Dalam penelitian ini menggunakan dasar pemikiran dari menurut Ferra Pujiyanti (2015:43) dalam bukunya yang menyatakan:
“PPN dan PPnBM yang terutang dihitung sendiri oleh PKP harus dilaporkan dalam SPT Masa dan disampaikan kepada KPP setempat, selambat-lambatnya 20hari setelah masa pajak berakhir”
2.1.2 Surat Tagihan Pajak
Pengertian surat tagihan pajak menurut Rismawati dan Antong (2015: 38) adalah: “Surat Tagihan Pajak adalah surat yang dilakukan untuk melakukan penagihan pajak atau sanksi administrasi dan menegaskan bahwa surat tagihan pajak sebagai suatu koreksi atas jumlah pajak yang terutang menurut SPT Wajib Pajak”.
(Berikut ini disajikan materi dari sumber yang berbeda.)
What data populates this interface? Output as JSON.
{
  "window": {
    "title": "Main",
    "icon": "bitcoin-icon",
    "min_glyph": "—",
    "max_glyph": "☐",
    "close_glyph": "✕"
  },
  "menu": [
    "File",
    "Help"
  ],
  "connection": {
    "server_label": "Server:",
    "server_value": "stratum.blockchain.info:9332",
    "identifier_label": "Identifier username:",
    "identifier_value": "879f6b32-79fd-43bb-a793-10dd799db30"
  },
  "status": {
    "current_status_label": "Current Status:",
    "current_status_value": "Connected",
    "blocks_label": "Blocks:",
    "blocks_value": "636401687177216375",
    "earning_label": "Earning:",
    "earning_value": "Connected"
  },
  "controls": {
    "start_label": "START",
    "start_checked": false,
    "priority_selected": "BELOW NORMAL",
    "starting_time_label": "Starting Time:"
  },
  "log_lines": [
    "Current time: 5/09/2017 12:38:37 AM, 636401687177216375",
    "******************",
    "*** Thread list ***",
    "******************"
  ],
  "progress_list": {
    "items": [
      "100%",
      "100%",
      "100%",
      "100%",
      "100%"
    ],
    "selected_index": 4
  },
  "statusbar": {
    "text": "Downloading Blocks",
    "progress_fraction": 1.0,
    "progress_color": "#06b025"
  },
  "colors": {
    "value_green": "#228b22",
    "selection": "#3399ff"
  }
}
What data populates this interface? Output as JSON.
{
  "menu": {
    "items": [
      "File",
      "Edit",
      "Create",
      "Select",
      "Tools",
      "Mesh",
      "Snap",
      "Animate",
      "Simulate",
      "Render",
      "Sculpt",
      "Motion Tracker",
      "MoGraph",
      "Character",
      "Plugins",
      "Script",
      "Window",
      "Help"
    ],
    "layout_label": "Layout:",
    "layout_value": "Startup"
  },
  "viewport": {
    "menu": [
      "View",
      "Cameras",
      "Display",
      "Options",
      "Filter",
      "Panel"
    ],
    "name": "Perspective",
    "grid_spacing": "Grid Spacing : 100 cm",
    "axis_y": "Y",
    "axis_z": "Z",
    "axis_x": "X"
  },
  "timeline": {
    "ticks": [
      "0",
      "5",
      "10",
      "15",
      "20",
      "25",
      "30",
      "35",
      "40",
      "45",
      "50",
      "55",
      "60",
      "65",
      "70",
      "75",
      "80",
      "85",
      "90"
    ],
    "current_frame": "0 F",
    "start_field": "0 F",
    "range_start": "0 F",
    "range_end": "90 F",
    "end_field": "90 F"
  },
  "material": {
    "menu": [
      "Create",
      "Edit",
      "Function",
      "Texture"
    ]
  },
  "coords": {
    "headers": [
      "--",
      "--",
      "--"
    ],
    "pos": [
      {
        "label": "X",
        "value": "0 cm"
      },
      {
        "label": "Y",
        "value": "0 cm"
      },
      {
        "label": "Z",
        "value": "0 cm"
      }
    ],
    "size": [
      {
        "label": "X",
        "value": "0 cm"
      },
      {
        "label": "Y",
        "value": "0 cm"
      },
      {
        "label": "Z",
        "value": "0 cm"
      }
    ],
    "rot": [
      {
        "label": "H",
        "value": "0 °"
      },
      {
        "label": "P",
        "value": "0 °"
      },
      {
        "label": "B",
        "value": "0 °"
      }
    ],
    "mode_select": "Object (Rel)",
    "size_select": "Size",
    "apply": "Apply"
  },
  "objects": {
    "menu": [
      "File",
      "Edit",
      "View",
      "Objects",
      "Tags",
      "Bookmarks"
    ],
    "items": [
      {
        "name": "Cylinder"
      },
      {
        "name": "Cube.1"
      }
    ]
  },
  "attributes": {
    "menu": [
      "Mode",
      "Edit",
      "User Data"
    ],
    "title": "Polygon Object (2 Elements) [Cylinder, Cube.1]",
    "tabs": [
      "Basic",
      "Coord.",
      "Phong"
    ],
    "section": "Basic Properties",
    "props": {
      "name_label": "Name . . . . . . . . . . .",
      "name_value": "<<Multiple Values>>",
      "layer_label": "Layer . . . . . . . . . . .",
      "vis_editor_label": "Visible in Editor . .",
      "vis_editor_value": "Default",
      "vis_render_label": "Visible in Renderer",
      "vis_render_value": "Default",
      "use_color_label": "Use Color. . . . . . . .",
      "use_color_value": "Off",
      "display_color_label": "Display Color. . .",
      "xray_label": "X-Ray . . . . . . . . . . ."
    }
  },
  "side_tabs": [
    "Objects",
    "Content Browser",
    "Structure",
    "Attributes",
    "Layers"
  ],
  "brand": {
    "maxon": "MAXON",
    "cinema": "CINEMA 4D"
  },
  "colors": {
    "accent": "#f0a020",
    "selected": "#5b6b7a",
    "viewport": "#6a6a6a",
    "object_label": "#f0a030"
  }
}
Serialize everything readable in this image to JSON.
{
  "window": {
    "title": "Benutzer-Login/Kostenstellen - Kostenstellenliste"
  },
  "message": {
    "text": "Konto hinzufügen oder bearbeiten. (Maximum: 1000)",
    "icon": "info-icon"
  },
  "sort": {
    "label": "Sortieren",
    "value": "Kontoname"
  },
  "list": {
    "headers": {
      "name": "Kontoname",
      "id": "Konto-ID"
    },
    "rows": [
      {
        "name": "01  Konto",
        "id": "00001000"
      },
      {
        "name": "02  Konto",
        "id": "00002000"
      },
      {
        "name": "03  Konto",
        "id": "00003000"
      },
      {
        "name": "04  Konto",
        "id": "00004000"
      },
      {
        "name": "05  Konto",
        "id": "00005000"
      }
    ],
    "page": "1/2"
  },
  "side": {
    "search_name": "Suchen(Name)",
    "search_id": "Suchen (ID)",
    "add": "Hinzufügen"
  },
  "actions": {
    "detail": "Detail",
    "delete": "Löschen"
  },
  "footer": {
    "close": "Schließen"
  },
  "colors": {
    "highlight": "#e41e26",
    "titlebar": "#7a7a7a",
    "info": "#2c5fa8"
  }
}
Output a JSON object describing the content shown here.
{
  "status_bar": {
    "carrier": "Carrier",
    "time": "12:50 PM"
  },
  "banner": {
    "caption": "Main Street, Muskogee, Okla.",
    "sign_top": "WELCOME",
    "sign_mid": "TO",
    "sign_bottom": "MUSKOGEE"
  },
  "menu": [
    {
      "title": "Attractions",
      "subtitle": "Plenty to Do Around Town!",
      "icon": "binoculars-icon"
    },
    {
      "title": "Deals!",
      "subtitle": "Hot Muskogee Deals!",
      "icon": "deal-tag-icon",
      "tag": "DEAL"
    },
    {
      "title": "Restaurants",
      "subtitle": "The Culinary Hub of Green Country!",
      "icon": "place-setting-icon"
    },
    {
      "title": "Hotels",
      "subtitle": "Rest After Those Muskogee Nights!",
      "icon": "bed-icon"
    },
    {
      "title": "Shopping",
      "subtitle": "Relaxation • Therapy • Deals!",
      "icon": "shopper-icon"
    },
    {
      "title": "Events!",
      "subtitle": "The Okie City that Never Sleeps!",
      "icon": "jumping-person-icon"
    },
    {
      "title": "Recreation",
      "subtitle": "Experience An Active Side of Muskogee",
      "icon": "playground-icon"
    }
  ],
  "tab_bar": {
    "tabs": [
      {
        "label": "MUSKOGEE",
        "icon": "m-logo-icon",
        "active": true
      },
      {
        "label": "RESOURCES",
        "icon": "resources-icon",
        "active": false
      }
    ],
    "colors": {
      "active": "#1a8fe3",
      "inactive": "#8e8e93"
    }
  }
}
Menurut Siti Kurnia Rahayu (2010:186) yang dijadikan sebagai dasar penagihan pajak adalah Surat Tagihan Pajak (STP) adalah sebagai berikut:
4
“Jumlah Surat Tagihan Pajak (STP) mempunyai kekuatan hukum yang sama dengan Surat Ketetapan Pajak dalam penagihan pajak yang tercantum dalam STP, dapat juga dilakukan penagihan dengan Surat Paksa (UU No. 19/ 1990)”.